After writing last night's blog about the fear about death, I realized that there is a healthy fear of the end of things that can spur me to action. A few days ago, I rushed eagerly down the path to Alex's preschool, hoping to catch another glimpse of the baby owls. The mama owl has made a nest in Glen Canyon each spring, but it seems like there are only a few short weeks between the first fuzzy baby sightings and the day (or night!) those babies fly away for good, on to their own destinies. Now each day that I see their dark faces peering out from the treetop, my heart soars. I know that my baby owl sighting days are numbered.

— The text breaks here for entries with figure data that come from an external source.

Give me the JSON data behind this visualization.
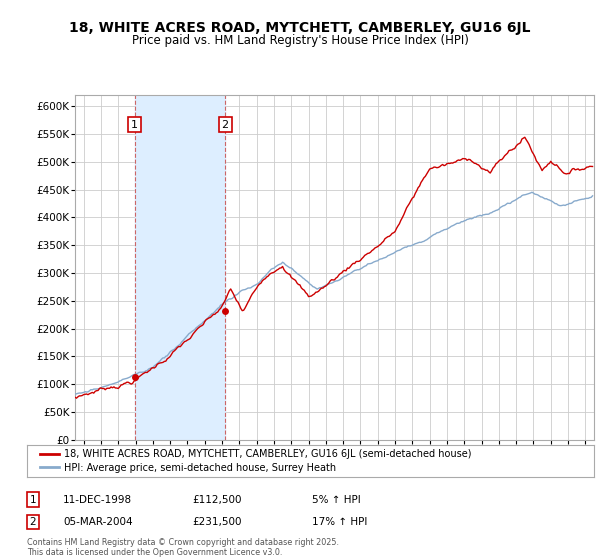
{
  "title": "18, WHITE ACRES ROAD, MYTCHETT, CAMBERLEY, GU16 6JL",
  "subtitle": "Price paid vs. HM Land Registry's House Price Index (HPI)",
  "ylim": [
    0,
    620000
  ],
  "xlim_start": 1995.5,
  "xlim_end": 2025.5,
  "purchase1": {
    "date": "11-DEC-1998",
    "price": 112500,
    "label": "1",
    "x": 1998.95,
    "pct": "5% ↑ HPI"
  },
  "purchase2": {
    "date": "05-MAR-2004",
    "price": 231500,
    "label": "2",
    "x": 2004.18,
    "pct": "17% ↑ HPI"
  },
  "line_color_house": "#cc0000",
  "line_color_hpi": "#88aacc",
  "legend_label_house": "18, WHITE ACRES ROAD, MYTCHETT, CAMBERLEY, GU16 6JL (semi-detached house)",
  "legend_label_hpi": "HPI: Average price, semi-detached house, Surrey Heath",
  "footer": "Contains HM Land Registry data © Crown copyright and database right 2025.\nThis data is licensed under the Open Government Licence v3.0.",
  "grid_color": "#cccccc",
  "bg_color": "#ffffff",
  "shaded_region_color": "#ddeeff",
  "annotation_box_color": "#ffffff",
  "annotation_box_edge": "#cc0000"
}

And so it is with my kids. The long days are mostly tempered by the knowledge that they are growing up, and fast. I cried when Ben turned four years old - three was still a baby, but four was marching on toward little boy (and march he did). And now my youngest Alex is weeks away from his fourth birthday - still having tantrums, still asking to be cuddled at night. But not for long.
And I've lost my hair, but I don't have cancer. And some dear friends of mine have had it, and some friends are newly diagnosed and just beginning to fight this beast. And so I am not afraid of the end of life, but I am grateful I don't have cancer, and I am grateful for this day. And I am also grateful for those things in life, that remind us, however painfully, that the end is not here - but it will come - and in the meantime, we've got to celebrate the stubble and health and cuddles that we got.